Thailand to resume peace talks with Muslim separatists in Malaysia

Thai soldiers inspect the scene of a car bomb blast outside a hotel in the southern province of Pattani, Thailand Thai soldiers inspect the scene of a car bomb blast outside a hotel in the southern province of Pattani, Thailand August 24, 2016. REUTERS/Surapan Boonthanom

BANGKOK, Dec 8 (Reuters) – Thailand on Thursday said peace talks with Muslim separatists would resume in Malaysia next week after a round in September ended without progress.

Separatists waging a decades-old insurgency in the Muslim-majority southern Thai provinces of Yala, Pattani and Narathiwat have stepped up attacks since 2004 with more than 6,500 people killed, according to an independent monitoring group.

A peace effort began in 2013 under a civilian government and was picked up again by a military government set up after a 2014
coup.

Talks on Sept. 2 between the Thai government and separatists in the Malaysian capital, Kuala Lumpur, ended with no breakthrough. Mostly Muslim Malaysia has been trying to nudge the process forward.

“Next week a small team will travel to Malaysia to talk to groups who have different opinions in order to discuss ‘safety zones’,” General Aksara Kerdpol, the Thai government’s lead negotiator, told Reuters.

“Our goals is to minimize losses and violence. Talks right now are at the trust-building stage and these safety zones are one way of building this trust,” he said.

The safety zones would be an area where insurgency-related fighting is off-limits, according to the Thai military, but details about the zones have not been made clear.
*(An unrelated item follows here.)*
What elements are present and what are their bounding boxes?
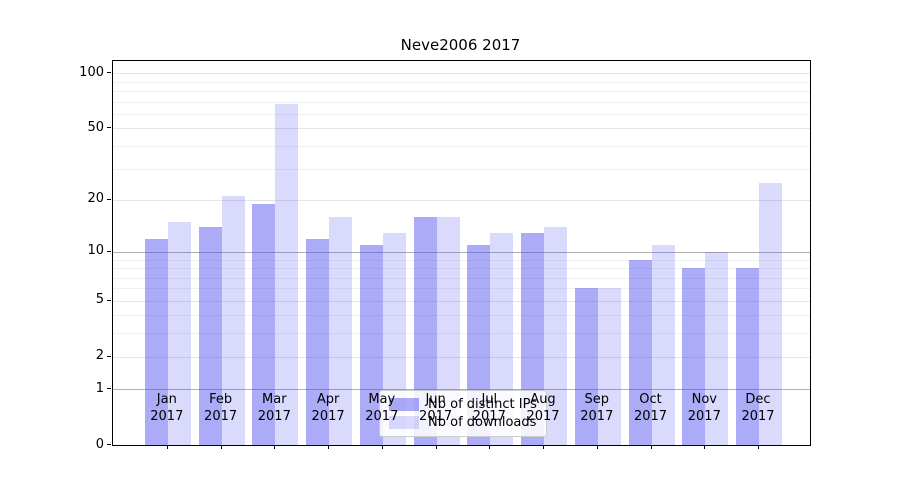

Six people were shot dead on Wednesday and Thursday in predominantly Buddhist Thailand’s far south, though four of the deaths were thought to have been linked to personal disputes, the Thai military’s Internal Security Operations Command said.
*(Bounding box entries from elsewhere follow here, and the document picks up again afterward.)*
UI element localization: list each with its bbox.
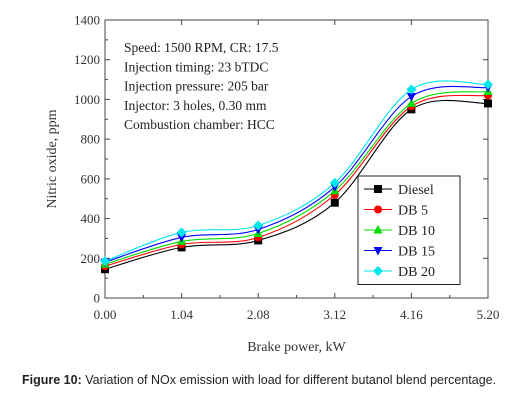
legend-label: Diesel [398,183,434,198]
y-tick-label: 800 [81,132,101,147]
data-point [406,92,416,102]
data-point [406,84,417,95]
data-point [100,256,110,267]
x-tick-label: 2.08 [247,307,270,322]
y-tick-label: 200 [81,251,101,266]
legend-label: DB 10 [398,224,435,239]
data-point [330,198,339,207]
x-tick-label: 4.16 [400,307,423,322]
x-tick-label: 3.12 [323,307,346,322]
y-tick-label: 600 [81,171,101,186]
caption-label: Figure 10: [22,373,82,387]
data-point [329,177,340,188]
legend-marker [373,266,383,276]
y-tick-label: 400 [81,211,101,226]
x-axis-label: Brake power, kW [247,340,346,355]
x-tick-label: 5.20 [477,307,500,322]
y-axis-label: Nitric oxide, ppm [45,109,60,208]
chart: 0 200 400 600 800 1000 1200 1400 0.00 1.04 2.08 3.1… [45,13,500,356]
legend-label: DB 20 [398,265,435,280]
legend-marker [373,247,383,256]
data-point [177,233,187,243]
y-tick-label: 0 [94,291,101,306]
data-point [484,99,492,108]
annotation-line: Speed: 1500 RPM, CR: 17.5 [124,40,279,55]
y-tick-label: 1000 [74,92,100,107]
data-point [176,227,187,238]
annotation-line: Injection timing: 23 bTDC [124,59,268,74]
x-tick-label: 0.00 [94,307,117,322]
legend-marker [374,205,382,214]
caption-text: Variation of NOx emission with load for … [81,373,497,387]
annotation-line: Combustion chamber: HCC [124,117,275,132]
data-point [483,79,493,90]
annotation-line: Injection pressure: 205 bar [124,79,269,94]
annotation-line: Injector: 3 holes, 0.30 mm [124,98,267,113]
legend-marker [374,185,382,193]
legend-marker [373,225,383,234]
y-tick-label: 1400 [74,13,100,28]
figure-caption: Figure 10: Variation of NOx emission wit… [22,372,522,389]
x-tick-label: 1.04 [170,307,193,322]
y-tick-label: 1200 [74,52,100,67]
series-line [104,80,489,262]
data-point [406,98,416,107]
legend-label: DB 15 [398,245,435,260]
legend-label: DB 5 [398,204,428,219]
data-point [253,220,264,231]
A string of bombings killed four Thais and wounded dozens of people, including foreigners, in tourist towns in August, raising fears that insurgent violence was spilling out of the far south.

No group claimed the bombings and the government gave mixed signals as to whether the Muslim rebels were believed to have
been responsible, though police did link the coordinated attacks to the insurgents.

The government of former Prime Minister Thaksin Shinawatra responded to the flare up in southern violence in 2004 with force and imposed emergency laws that give broad powers to security forces.

Muslims in the far south complain of decades of neglect by the Bangkok-based establishment and bureaucracy.